National Institutes of Health, All of Us Research Program, Bethesda, MD.
Leidos, Frederick, MD.
JCO Clin Cancer Inform. 2024 Aug;8:e2400052. doi: 10.1200/CCI.24.00052.
The specific aims of this paper are to (1) develop and operationalize an electronic health record (EHR) data quality framework, (2) apply the dimensions of the framework to the phenotype and treatment pathways of ductal carcinoma in situ (DCIS) using Research Program data, and (3) propose and apply a checklist to evaluate the application of the framework.
We developed a framework of five data quality dimensions (DQD; completeness, concordance, conformance, plausibility, and temporality).
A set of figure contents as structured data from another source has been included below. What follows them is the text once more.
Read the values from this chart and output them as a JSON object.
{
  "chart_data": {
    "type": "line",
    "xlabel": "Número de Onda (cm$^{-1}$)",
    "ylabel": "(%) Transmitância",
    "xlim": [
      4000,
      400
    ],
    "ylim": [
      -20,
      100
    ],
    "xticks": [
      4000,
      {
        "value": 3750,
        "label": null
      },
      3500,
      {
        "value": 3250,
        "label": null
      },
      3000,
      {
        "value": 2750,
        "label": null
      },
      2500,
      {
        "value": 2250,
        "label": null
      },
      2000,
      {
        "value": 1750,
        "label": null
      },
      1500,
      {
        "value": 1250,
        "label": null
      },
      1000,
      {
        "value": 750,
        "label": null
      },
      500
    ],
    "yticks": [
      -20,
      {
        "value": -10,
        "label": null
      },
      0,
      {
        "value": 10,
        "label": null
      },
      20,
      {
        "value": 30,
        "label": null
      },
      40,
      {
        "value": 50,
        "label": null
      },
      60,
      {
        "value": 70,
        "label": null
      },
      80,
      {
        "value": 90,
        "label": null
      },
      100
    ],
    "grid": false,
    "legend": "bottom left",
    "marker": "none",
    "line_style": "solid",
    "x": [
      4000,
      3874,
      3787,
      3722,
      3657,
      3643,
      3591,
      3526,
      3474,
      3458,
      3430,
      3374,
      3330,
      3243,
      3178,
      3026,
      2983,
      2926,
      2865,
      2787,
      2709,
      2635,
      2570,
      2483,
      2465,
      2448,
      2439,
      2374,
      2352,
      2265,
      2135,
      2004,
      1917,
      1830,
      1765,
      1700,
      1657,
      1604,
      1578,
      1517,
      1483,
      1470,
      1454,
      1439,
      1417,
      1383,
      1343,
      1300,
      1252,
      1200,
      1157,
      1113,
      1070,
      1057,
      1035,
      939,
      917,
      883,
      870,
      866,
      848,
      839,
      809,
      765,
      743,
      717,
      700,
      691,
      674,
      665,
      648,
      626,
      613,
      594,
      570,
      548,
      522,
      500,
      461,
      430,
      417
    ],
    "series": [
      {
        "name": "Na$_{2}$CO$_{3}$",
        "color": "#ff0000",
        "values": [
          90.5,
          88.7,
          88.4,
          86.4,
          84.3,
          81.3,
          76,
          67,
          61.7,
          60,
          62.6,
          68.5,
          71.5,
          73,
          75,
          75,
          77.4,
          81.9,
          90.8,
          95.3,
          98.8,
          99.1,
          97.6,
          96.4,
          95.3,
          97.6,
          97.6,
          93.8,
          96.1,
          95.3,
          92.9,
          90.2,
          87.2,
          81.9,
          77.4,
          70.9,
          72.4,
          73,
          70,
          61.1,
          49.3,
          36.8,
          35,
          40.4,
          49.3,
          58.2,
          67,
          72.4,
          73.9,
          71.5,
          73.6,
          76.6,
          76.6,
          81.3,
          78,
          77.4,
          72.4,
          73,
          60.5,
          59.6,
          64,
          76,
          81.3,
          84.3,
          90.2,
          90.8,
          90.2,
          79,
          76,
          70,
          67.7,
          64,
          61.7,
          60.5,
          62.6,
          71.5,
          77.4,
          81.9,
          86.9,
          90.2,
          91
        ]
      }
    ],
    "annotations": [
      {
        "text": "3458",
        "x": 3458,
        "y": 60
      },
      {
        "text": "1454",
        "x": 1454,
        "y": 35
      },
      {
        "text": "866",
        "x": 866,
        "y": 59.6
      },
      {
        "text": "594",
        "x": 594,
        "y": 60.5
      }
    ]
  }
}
Participants signed a consent and Health Insurance Portability and Accountability Act authorization to share EHR data and responded to demographic questions in the Basics questionnaire. We evaluated the internal characteristics of the data and compared data with external benchmarks with descriptive and inferential statistics. We developed a DQD checklist to evaluate concept selection, internal verification, and external validity for each DQD. The Observational Medical Outcomes Partnership Common Data Model (OMOP CDM) concept ID codes for DCIS were used to select a cohort of 2,209 females 18 years and older.
Using the proposed DQD checklist criteria, (1) concepts were selected and internally verified for conformance; (2) concepts were selected and internally verified for completeness; (3) concepts were selected, internally verified, and externally validated for concordance; (4) concepts were selected, internally verified, and externally validated for plausibility; and (5) concepts were selected, internally verified, and externally validated for temporality.
This assessment and evaluation provided insights into data quality for the DCIS phenotype using EHR data from the Research Program. The review demonstrates that salient clinical measures can be selected, applied, and operationalized within a conceptual framework and evaluated for fitness for use by applying a proposed checklist.
本文的具体目的是:(1) 开发和操作电子健康记录 (EHR) 数据质量框架,(2) 使用研究计划数据将框架的维度应用于导管原位癌 (DCIS) 的表型和治疗途径,(3) 提出并应用清单来评估框架的应用。
我们开发了一个由五个数据质量维度 (DQD; 完整性、一致性、一致性、合理性和时效性) 组成的框架。参与者签署了同意书和健康保险流通与责任法案授权书,以共享 EHR 数据,并在基础知识问卷中回答了人口统计问题。我们评估了数据的内部特征,并使用描述性和推断性统计数据将数据与外部基准进行了比较。我们开发了一个 DQD 清单,用于评估每个 DQD 的概念选择、内部验证和外部有效性。使用观察性医疗结局伙伴关系通用数据模型 (OMOP CDM) 的 DCIS 概念 ID 代码选择了 2209 名 18 岁及以上的女性队列。
使用提出的 DQD 清单标准,(1) 为一致性选择和内部验证了概念;(2) 为完整性选择和内部验证了概念;(3) 为一致性选择、内部验证和外部验证了概念;(4) 为合理性选择、内部验证和外部验证了概念;(5) 为时效性选择、内部验证和外部验证了概念。
本评估和评估使用研究计划的 EHR 数据为 DCIS 表型提供了数据质量的见解。该审查表明,可以在概念框架内选择、应用和操作重要的临床措施,并通过应用拟议的清单评估其适用性。